NewsEducation / November 23, 2015

Council Ponders How 2,000 Indiana High School Educators Can Earn College Credit To Teach Dual Credit

Indiana will request a five year extension for when high school teachers are required to hold a master's degree and additional college credits so they can teach dual credit courses.Glenda Ritz, Indiana Commission for Higher Education, Dual Credit2015-11-23T00:00:00-05:00
Council Ponders How 2,000 Indiana High School Educators Can Earn College Credit To Teach Dual Credit

Indiana Higher Education Commissioner Teresa Lubbers

Claire McInerny / State Impact Indiana

INDIANAPOLIS -- Indiana will request a five year extension for when high school teachers are required to hold a master's degree and additional college credits so they can teach dual credit courses.

But now state education officials and lawmakers have to figure a way for nearly 2,000 teachers to earn and pay for these additional graduate-level courses, Indiana Commissioner for Higher Education Teresa Lubbers told members of the Dual Credit Advisory Council on Monday.

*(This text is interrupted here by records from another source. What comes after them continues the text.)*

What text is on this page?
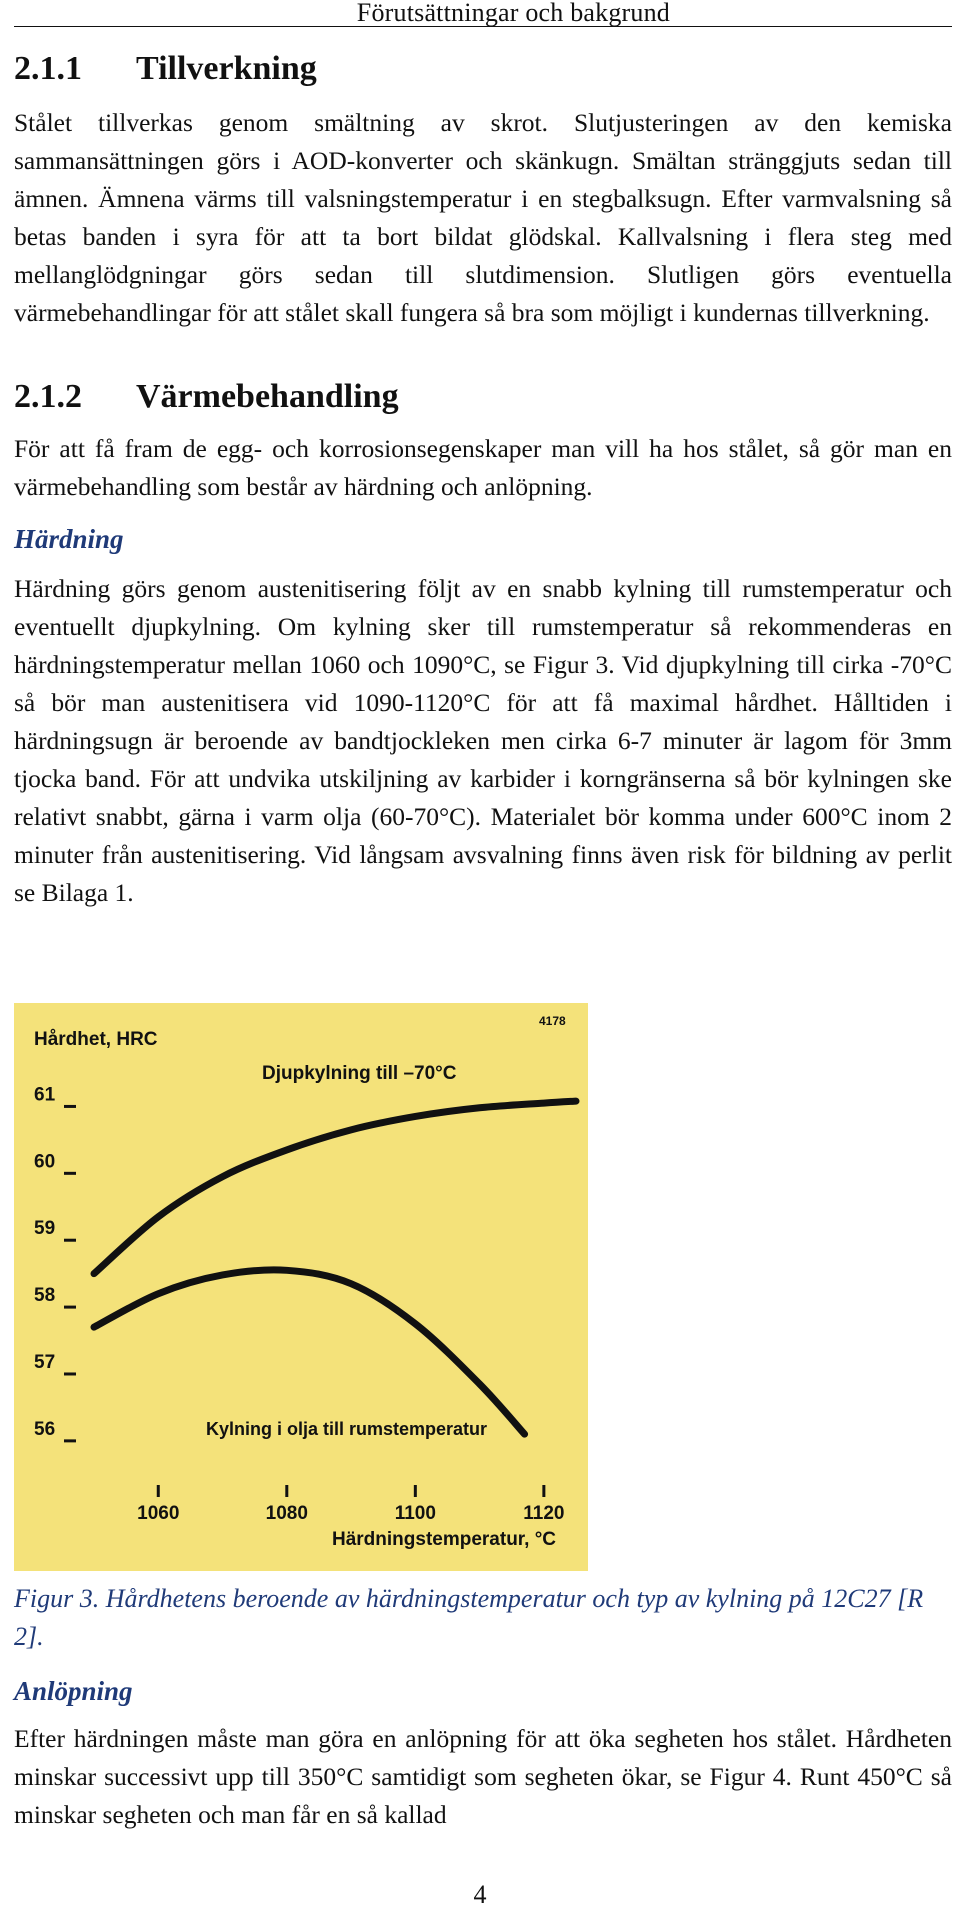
Förutsättningar och bakgrund
2.1.1 Tillverkning
Stålet tillverkas genom smältning av skrot. Slutjusteringen av den kemiska sammansättningen görs i AOD-konverter och skänkugn. Smältan stränggjuts sedan till ämnen. Ämnena värms till valsningstemperatur i en stegbalksugn. Efter varmvalsning så betas banden i syra för att ta bort bildat glödskal. Kallvalsning i flera steg med mellanglödgningar görs sedan till slutdimension. Slutligen görs eventuella värmebehandlingar för att stålet skall fungera så bra som möjligt i kundernas tillverkning.
2.1.2 Värmebehandling
För att få fram de egg- och korrosionsegenskaper man vill ha hos stålet, så gör man en värmebehandling som består av härdning och anlöpning.
Härdning
Härdning görs genom austenitisering följt av en snabb kylning till rumstemperatur och eventuellt djupkylning. Om kylning sker till rumstemperatur så rekommenderas en härdningstemperatur mellan 1060 och 1090°C, se Figur 3. Vid djupkylning till cirka -70°C så bör man austenitisera vid 1090-1120°C för att få maximal hårdhet. Hålltiden i härdningsugn är beroende av bandtjockleken men cirka 6-7 minuter är lagom för 3mm tjocka band. För att undvika utskiljning av karbider i korngränserna så bör kylningen ske relativt snabbt, gärna i varm olja (60-70°C). Materialet bör komma under 600°C inom 2 minuter från austenitisering. Vid långsam avsvalning finns även risk för bildning av perlit se Bilaga 1.
4178
Hårdhet, HRC
Härdningstemperatur, °C
Djupkylning till –70°C
Kylning i olja till rumstemperatur
56
57
58
59
60
61
1060	1080	1100	1120
Figur 3. Hårdhetens beroende av härdningstemperatur och typ av kylning på 12C27 [R 2].
Anlöpning
Efter härdningen måste man göra en anlöpning för att öka segheten hos stålet. Hårdheten minskar successivt upp till 350°C samtidigt som segheten ökar, se Figur 4. Runt 450°C så minskar segheten och man får en så kallad
4
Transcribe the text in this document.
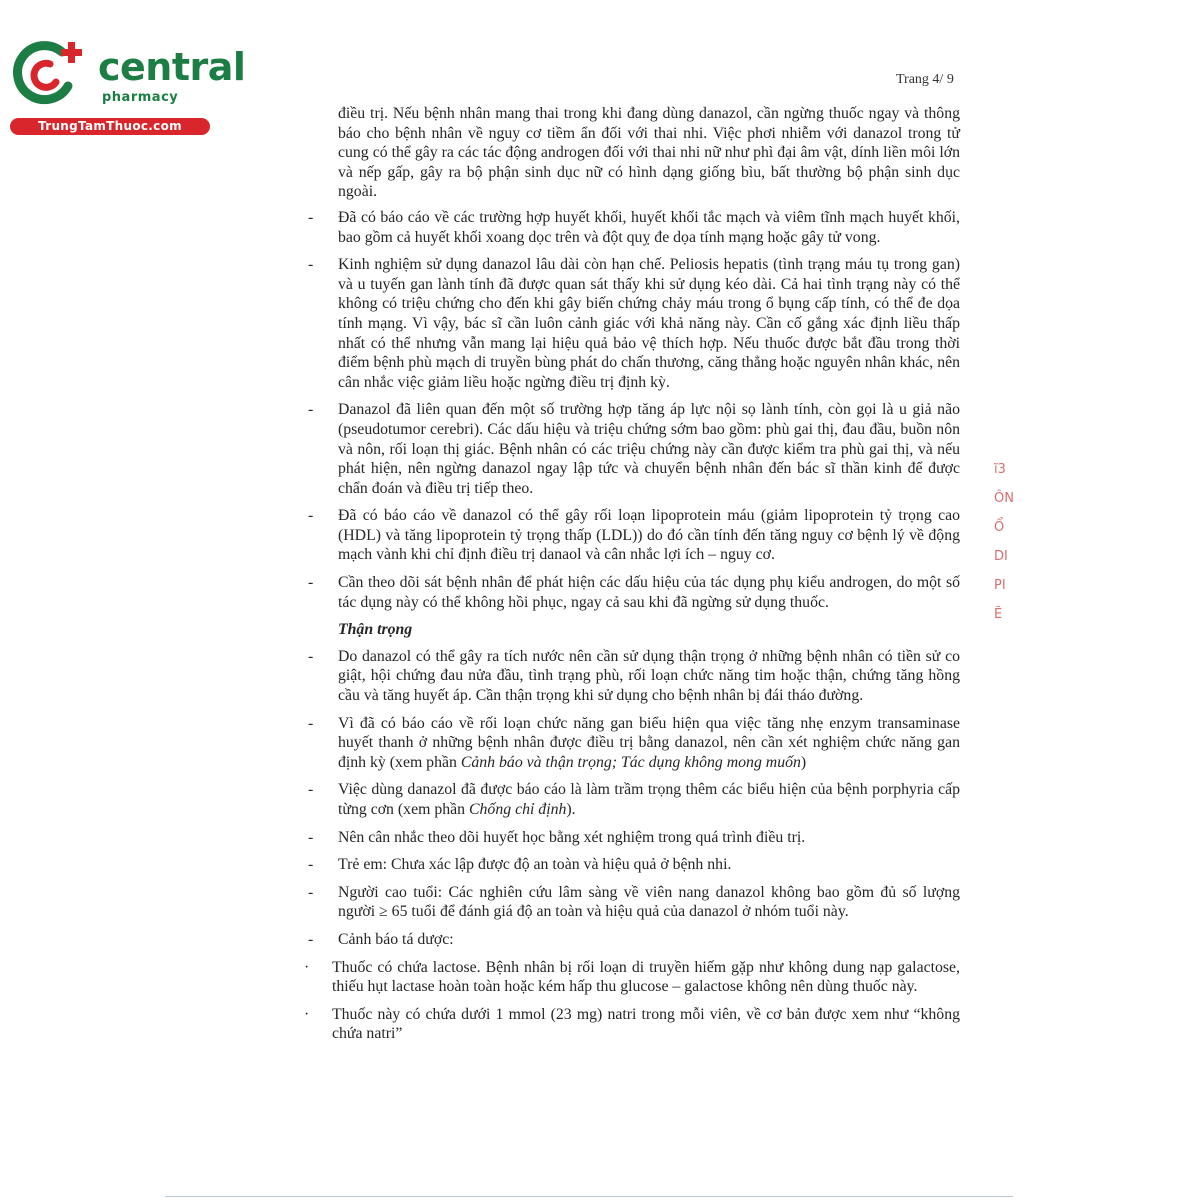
central
pharmacy
TrungTamThuoc.com
Trang 4/ 9

điều trị. Nếu bệnh nhân mang thai trong khi đang dùng danazol, cần ngừng thuốc ngay và thông báo cho bệnh nhân về nguy cơ tiềm ẩn đối với thai nhi. Việc phơi nhiễm với danazol trong tử cung có thể gây ra các tác động androgen đối với thai nhi nữ như phì đại âm vật, dính liền môi lớn và nếp gấp, gây ra bộ phận sinh dục nữ có hình dạng giống bìu, bất thường bộ phận sinh dục ngoài.

- Đã có báo cáo về các trường hợp huyết khối, huyết khối tắc mạch và viêm tĩnh mạch huyết khối, bao gồm cả huyết khối xoang dọc trên và đột quỵ đe dọa tính mạng hoặc gây tử vong.
- Kinh nghiệm sử dụng danazol lâu dài còn hạn chế. Peliosis hepatis (tình trạng máu tụ trong gan) và u tuyến gan lành tính đã được quan sát thấy khi sử dụng kéo dài. Cả hai tình trạng này có thể không có triệu chứng cho đến khi gây biến chứng chảy máu trong ổ bụng cấp tính, có thể đe dọa tính mạng. Vì vậy, bác sĩ cần luôn cảnh giác với khả năng này. Cần cố gắng xác định liều thấp nhất có thể nhưng vẫn mang lại hiệu quả bảo vệ thích hợp. Nếu thuốc được bắt đầu trong thời điểm bệnh phù mạch di truyền bùng phát do chấn thương, căng thẳng hoặc nguyên nhân khác, nên cân nhắc việc giảm liều hoặc ngừng điều trị định kỳ.
- Danazol đã liên quan đến một số trường hợp tăng áp lực nội sọ lành tính, còn gọi là u giả não (pseudotumor cerebri). Các dấu hiệu và triệu chứng sớm bao gồm: phù gai thị, đau đầu, buồn nôn và nôn, rối loạn thị giác. Bệnh nhân có các triệu chứng này cần được kiểm tra phù gai thị, và nếu phát hiện, nên ngừng danazol ngay lập tức và chuyển bệnh nhân đến bác sĩ thần kinh để được chẩn đoán và điều trị tiếp theo.
- Đã có báo cáo về danazol có thể gây rối loạn lipoprotein máu (giảm lipoprotein tỷ trọng cao (HDL) và tăng lipoprotein tỷ trọng thấp (LDL)) do đó cần tính đến tăng nguy cơ bệnh lý về động mạch vành khi chỉ định điều trị danaol và cân nhắc lợi ích – nguy cơ.
- Cần theo dõi sát bệnh nhân để phát hiện các dấu hiệu của tác dụng phụ kiểu androgen, do một số tác dụng này có thể không hồi phục, ngay cả sau khi đã ngừng sử dụng thuốc.
Thận trọng
- Do danazol có thể gây ra tích nước nên cần sử dụng thận trọng ở những bệnh nhân có tiền sử co giật, hội chứng đau nửa đầu, tình trạng phù, rối loạn chức năng tim hoặc thận, chứng tăng hồng cầu và tăng huyết áp. Cần thận trọng khi sử dụng cho bệnh nhân bị đái tháo đường.
- Vì đã có báo cáo về rối loạn chức năng gan biểu hiện qua việc tăng nhẹ enzym transaminase huyết thanh ở những bệnh nhân được điều trị bằng danazol, nên cần xét nghiệm chức năng gan định kỳ (xem phần Cảnh báo và thận trọng; Tác dụng không mong muốn)
- Việc dùng danazol đã được báo cáo là làm trầm trọng thêm các biểu hiện của bệnh porphyria cấp từng cơn (xem phần Chống chỉ định).
- Nên cân nhắc theo dõi huyết học bằng xét nghiệm trong quá trình điều trị.
- Trẻ em: Chưa xác lập được độ an toàn và hiệu quả ở bệnh nhi.
- Người cao tuổi: Các nghiên cứu lâm sàng về viên nang danazol không bao gồm đủ số lượng người ≥ 65 tuổi để đánh giá độ an toàn và hiệu quả của danazol ở nhóm tuổi này.
- Cảnh báo tá dược:
· Thuốc có chứa lactose. Bệnh nhân bị rối loạn di truyền hiếm gặp như không dung nạp galactose, thiếu hụt lactase hoàn toàn hoặc kém hấp thu glucose – galactose không nên dùng thuốc này.
· Thuốc này có chứa dưới 1 mmol (23 mg) natri trong mỗi viên, về cơ bản được xem như “không chứa natri”
ĩ3
ÔN
Ổ
DI
PI
Ẽ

It is estimated that 71 percent of instructors teaching nearly 45,000 students in dual credit courses in liberal arts do not meet the new requirements that also include 18-credit hours in the subject area they teach.

The Higher Learning Commission, the federally backed regional accreditor for Indiana’s colleges and universities, approved the increased requirements that go into effect fall 2017. But after pushback by some states, including Indiana, the commission is allowing higher education institutions to request a deadline extension to 2022.

Lubbers said it’s now vital for Indiana’s colleges, lawmakers and other officials to work together to offer rigorous and expedited ways for high school teachers to earn additional credentials.

But she and Superintendent of Public Instruction Glenda Ritz warned that teachers need a reason to spend the extra time to return to graduate school.

It is estimated that 71 percent of instructors teaching nearly 45,000 students in dual credit courses in liberal arts do not meet the new requirements that also include 18-credit hours in the subject area they teach.

“There has to be some financial benefit to doing that,” Lubbers said. “It is back to all of the discussions about: how do you pay a master teacher?”

Changes in 2011 to the collective bargaining law reduced the amount of additional pay a teacher can earn based on their level of education. Though a corporation can chose to incentivize teachers for holding or seeking additional degrees.

Indiana Superintendent Glenda Ritz says if lawmakers don't incentivize going back to college or teaching dual credit, educators could leave the profession.

“So we do have to think about how we are going to push back a little bit and yet how we are going to solve the problems as well,” Ritz said.

During Monday’s meeting, the advisory council battered around ideas on how teachers can earn this additional credentials.
Among the suggestions: Offer a stipend for each dual credit course taught; schools or the state would pay for graduate course work; or teacher would get a pay bump for earning a master’s degree and other graduate work.

Yet discussion on extra state funding going towards teacher’s earn new degrees is unlikely to happen during the upcoming General Assembly session since it is not a budget year.

Marcus Robinson, CEO of Tindley Accelerated Schools charter operator, said the new requirements upends the career options teacher’s have previously considered.

“For years, there has been this ‘pick a path,’” he said about teacher’s returning to graduate school. “Get a masters in content area and become a department chair or get a masters in admin and become a principal.”

Now, Robinson said, teachers who are told a master’s degree is required to continuing teaching dual credit may opt decide to seek an administrative job instead of teaching.

Lubbers is hopeful the Higher Learning Commission could allow for some flexibility in teacher’s being approved to teach dual credit, such as teachers who earn awards or very high job ratings.

State Rep. Wendy McNamara R-Mount Vernon, said she will author a resolution "condemning" the Higher Learning Commission for impending Indiana as a sovereign state. Previously members of the council discussed if opting out of the Higher Learning Commission was optional. Doing so would cause Indiana to forfeit access to federal student loans and other higher education funding. 

State Sen. Dennis Kruse, R-Auburn, said he would sign on to McNamara’s resolution to say that Indiana's law is higher than the commission's authority.

"That is the line. Who is in charge of our teachers, who is in charge of our students?,” he said during the meeting.

Lubbers and Ritz supported the idea of a resolution.

The council is expected to meet early next year to discuss next steps.